The Construction of Epistolary Identity in a Gentry’s Communication Network of the Seventeenth Century: The Case of Jane Lady Cornwallis Bacon
Published 2014-03-10
Keywords
- Discursive Identity,
- Jane Cornwallis Bacon
How to Cite
Abstract
There has recently been increasing scholarly interest in early modern correspondence and specifically also in women’s letter writing and reading. Starting from the late Middle Ages familiar responsibilities and domestic obligations led many women to write to their absent husbands or other relatives to exchange health news and inform them about family affairs. It is however in the early modern period that corresponding with relatives and friends became a widespread social practice ranging from official to familiar and personal correspondence; in this period female literacy increased thus allowing growing numbers of women to write and read their own letters.
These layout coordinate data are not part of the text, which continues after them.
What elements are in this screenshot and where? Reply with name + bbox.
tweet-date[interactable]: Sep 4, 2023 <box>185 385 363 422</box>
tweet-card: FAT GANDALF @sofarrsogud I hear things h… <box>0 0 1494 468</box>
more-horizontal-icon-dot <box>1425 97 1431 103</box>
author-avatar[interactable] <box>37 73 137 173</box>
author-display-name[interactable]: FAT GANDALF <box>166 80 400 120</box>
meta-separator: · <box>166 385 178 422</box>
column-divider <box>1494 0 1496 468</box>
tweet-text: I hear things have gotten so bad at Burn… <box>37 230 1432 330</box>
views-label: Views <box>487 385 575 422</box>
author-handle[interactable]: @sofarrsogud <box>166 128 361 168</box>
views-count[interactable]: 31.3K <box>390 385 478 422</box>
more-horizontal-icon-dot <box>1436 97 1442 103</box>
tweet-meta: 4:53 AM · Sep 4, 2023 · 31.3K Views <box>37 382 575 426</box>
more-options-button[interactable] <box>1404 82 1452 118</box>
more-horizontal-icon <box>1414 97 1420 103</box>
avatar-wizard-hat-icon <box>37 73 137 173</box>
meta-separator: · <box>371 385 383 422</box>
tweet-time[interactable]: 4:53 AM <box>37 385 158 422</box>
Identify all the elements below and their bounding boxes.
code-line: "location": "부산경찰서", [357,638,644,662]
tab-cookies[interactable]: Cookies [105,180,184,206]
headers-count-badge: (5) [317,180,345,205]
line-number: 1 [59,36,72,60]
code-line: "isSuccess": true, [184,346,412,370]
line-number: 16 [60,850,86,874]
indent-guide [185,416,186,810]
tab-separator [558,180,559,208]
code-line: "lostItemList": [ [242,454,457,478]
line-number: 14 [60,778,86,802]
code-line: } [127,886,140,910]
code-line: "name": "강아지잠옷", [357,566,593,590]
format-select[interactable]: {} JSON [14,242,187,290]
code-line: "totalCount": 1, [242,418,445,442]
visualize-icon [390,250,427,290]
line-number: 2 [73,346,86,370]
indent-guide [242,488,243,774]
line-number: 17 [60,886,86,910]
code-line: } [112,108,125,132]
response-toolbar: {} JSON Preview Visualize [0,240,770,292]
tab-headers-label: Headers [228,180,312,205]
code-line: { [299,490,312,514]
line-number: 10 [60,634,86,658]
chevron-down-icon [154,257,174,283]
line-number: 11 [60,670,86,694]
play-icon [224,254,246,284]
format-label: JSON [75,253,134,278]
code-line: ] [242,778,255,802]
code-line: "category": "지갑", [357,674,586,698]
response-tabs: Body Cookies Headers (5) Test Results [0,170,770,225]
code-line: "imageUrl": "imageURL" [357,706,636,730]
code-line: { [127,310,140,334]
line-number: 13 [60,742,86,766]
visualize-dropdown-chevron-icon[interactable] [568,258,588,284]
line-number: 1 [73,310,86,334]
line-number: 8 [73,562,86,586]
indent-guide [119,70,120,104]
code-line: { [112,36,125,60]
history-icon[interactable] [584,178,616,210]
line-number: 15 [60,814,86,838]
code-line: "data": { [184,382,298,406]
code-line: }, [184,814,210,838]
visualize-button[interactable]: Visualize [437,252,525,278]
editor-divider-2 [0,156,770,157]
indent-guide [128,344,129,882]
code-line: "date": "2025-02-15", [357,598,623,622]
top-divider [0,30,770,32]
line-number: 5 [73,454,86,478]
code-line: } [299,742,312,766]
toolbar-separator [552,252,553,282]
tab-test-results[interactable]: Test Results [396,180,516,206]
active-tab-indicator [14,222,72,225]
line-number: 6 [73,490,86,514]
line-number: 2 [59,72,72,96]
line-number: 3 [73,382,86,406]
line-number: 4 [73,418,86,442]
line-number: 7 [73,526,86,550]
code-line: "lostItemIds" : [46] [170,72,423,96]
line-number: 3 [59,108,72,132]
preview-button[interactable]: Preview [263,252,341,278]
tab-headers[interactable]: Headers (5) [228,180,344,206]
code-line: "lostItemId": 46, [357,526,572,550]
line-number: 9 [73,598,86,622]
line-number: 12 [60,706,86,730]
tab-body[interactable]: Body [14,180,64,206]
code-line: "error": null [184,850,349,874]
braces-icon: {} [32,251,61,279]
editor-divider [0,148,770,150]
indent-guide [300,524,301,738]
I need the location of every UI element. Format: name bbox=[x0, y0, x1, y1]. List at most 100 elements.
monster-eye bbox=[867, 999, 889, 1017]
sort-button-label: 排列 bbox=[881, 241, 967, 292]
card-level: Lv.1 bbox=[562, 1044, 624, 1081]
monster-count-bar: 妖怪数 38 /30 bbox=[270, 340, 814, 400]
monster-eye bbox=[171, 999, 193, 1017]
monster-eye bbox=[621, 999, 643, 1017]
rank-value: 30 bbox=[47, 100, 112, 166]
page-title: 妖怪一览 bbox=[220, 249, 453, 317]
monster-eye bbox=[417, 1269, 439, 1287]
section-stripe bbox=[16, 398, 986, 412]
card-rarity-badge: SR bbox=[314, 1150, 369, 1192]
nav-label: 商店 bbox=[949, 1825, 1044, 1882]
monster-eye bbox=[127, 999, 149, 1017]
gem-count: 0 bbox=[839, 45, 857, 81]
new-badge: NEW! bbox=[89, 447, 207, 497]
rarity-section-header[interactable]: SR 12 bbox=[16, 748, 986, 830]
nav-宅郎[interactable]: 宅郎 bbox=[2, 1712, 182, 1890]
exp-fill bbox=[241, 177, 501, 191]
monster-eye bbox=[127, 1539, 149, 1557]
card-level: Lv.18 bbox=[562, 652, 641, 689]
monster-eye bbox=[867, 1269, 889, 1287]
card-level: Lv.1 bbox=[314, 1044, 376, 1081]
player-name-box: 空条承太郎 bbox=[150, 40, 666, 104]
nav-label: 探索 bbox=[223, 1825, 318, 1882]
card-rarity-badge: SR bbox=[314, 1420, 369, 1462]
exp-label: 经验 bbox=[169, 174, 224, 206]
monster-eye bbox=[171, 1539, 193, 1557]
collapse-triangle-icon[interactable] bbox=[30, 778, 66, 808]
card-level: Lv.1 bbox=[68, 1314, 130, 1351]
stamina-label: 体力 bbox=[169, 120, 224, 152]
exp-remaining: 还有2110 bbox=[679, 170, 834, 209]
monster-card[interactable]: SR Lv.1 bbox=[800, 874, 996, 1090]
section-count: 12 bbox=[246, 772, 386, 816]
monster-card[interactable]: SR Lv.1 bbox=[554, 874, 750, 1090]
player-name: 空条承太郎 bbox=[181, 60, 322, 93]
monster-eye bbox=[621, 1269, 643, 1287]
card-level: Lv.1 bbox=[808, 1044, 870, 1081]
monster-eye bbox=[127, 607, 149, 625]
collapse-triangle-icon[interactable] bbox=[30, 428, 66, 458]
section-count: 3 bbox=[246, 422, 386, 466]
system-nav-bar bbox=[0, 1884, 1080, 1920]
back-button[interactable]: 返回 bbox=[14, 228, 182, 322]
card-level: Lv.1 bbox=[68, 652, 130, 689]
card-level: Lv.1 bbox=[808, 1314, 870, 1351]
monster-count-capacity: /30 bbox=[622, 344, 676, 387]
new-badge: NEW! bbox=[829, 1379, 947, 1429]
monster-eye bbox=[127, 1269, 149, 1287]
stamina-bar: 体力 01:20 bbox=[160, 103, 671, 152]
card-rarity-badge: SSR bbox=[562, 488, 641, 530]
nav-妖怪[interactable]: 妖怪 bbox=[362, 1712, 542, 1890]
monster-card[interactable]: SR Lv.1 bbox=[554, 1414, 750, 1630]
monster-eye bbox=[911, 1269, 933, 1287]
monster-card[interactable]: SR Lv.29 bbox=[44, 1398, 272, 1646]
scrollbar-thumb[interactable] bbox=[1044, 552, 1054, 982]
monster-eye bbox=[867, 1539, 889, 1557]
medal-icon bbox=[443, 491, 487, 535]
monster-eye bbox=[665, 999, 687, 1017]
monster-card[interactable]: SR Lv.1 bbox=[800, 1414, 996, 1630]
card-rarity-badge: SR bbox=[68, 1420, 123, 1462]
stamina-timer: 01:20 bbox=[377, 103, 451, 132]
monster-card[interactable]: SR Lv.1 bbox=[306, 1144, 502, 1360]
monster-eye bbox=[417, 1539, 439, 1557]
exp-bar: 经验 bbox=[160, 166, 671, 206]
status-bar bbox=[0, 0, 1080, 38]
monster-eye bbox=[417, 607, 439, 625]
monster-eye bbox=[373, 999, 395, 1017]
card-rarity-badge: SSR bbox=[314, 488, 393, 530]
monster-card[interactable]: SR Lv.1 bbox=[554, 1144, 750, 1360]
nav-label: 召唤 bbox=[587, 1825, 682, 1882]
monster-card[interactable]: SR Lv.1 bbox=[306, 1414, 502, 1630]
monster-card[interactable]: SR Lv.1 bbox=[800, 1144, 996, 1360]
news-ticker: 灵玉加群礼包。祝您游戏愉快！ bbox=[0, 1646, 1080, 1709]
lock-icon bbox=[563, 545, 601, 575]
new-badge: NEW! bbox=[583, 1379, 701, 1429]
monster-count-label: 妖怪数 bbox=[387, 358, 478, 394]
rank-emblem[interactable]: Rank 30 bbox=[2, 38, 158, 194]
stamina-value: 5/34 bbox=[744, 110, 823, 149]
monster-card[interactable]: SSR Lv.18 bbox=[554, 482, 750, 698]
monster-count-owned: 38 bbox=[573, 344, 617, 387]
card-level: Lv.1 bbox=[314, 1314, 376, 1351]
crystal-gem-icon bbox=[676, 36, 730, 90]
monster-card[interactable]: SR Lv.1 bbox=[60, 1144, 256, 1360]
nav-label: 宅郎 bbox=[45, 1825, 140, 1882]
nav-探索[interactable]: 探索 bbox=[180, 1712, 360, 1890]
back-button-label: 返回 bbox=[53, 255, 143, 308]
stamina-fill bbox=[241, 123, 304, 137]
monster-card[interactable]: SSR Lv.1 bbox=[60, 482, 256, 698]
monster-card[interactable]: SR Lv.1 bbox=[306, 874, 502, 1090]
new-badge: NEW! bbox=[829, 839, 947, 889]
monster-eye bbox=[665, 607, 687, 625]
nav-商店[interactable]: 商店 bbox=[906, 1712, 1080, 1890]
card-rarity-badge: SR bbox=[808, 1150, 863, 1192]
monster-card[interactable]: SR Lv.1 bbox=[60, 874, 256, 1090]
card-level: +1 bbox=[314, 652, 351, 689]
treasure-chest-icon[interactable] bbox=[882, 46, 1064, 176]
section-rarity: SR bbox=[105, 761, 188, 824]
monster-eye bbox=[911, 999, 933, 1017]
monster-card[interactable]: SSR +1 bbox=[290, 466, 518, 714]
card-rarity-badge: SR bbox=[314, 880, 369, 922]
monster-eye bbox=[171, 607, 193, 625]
A growing number of female voices can thus be heard depicting early modern social life. The article focuses on a neglected aspect of women’s correspondence: it investigates not the sender’s epistolary identity, but that of the recipient through the analysis of the personal correspondence of Lady Cornwallis Bacon. The main theme of the article is to show how the epistolary identity of an early modern gentlewoman was constructed by her correspondents. It is assumed that modes of communicating information and achieving a specific goal through letters varied not only according to the relationship connecting the correspondents but also the purpose and content of letters.